O BC tem sido muito condescendente com inflação acima do centro da meta, enfraquecendo um dos pés. O câmbio, hoje, é administrado. Cada vez que cai abaixo de R$ 2, o BC intervém. O superávit primário tem sido corroído por vários mecanismos.

Não seria um problema não cumprir a meta num ano de baixo crescimento, até porque os gastos têm de aumentar quando o crescimento é baixo e a poupança crescer em época de PIB maior. Mas o governo não tem feito isso. Este ano, a meta não será cumprida, porque a arrecadação não está indo bem - em todos os outros anos, ela foi atingida com aumento da arrecadação. E até o fim de 2012, o governo vai dizer que a meta será reduzida.

Há outros problemas na área fiscal. Em 2010, quando o Brasil cresceu forte e poderia ter melhorado a meta, o governo fez truque contábil para atingi-la. Em 2012, será descontado o investimento do PAC da conta de gasto. Repito: se fosse apenas em um ano, não seria um problema, porque investimento garante crescimento futuro, é gasto bom.

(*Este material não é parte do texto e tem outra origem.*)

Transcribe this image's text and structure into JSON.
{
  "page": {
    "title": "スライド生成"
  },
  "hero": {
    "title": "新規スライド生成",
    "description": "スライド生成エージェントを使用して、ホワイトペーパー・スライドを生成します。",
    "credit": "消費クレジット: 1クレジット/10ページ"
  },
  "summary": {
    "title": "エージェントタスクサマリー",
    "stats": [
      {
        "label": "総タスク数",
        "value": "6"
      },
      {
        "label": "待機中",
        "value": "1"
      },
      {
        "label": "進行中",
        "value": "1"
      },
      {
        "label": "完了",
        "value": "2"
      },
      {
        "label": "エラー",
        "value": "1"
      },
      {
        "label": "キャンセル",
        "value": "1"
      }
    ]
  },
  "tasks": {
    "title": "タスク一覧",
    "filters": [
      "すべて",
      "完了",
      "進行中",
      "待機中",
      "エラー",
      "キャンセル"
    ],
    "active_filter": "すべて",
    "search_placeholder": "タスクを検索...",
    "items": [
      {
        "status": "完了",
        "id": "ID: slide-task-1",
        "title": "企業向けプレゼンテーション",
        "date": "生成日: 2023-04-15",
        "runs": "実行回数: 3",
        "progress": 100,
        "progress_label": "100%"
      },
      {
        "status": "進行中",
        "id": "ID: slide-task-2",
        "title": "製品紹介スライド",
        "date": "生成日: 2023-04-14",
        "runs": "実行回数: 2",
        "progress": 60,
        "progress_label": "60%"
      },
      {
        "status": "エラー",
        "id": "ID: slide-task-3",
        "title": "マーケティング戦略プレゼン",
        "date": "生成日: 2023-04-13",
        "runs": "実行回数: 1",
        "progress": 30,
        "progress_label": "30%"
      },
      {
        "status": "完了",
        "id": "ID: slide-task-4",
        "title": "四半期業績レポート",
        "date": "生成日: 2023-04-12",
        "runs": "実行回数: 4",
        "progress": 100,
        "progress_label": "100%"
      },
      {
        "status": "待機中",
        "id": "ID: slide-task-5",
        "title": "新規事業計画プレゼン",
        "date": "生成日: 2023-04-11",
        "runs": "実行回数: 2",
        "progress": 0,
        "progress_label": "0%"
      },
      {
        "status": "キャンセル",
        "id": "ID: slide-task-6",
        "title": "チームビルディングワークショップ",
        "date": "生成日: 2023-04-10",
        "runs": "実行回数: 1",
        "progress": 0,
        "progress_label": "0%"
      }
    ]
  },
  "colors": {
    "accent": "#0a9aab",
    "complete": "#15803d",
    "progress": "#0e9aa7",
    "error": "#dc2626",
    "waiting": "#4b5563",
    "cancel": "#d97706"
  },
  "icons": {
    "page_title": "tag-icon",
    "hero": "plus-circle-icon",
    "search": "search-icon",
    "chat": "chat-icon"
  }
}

O problema é que o governo está tornando as contas públicas cada vez mais opacas, difíceis de serem entendidas. A dívida líquida tem caído, mas a bruta sobe, porque o Tesouro se endivida para colocar dinheiro nos bancos públicos para eles emprestarem mais. Esse é um dos truques.

Quando um jornalista de economia tem muita dificuldade para explicar as contas públicas, é porque o governo está criando truques contábeis que, no passado, já nos criaram o grande problema da inflação.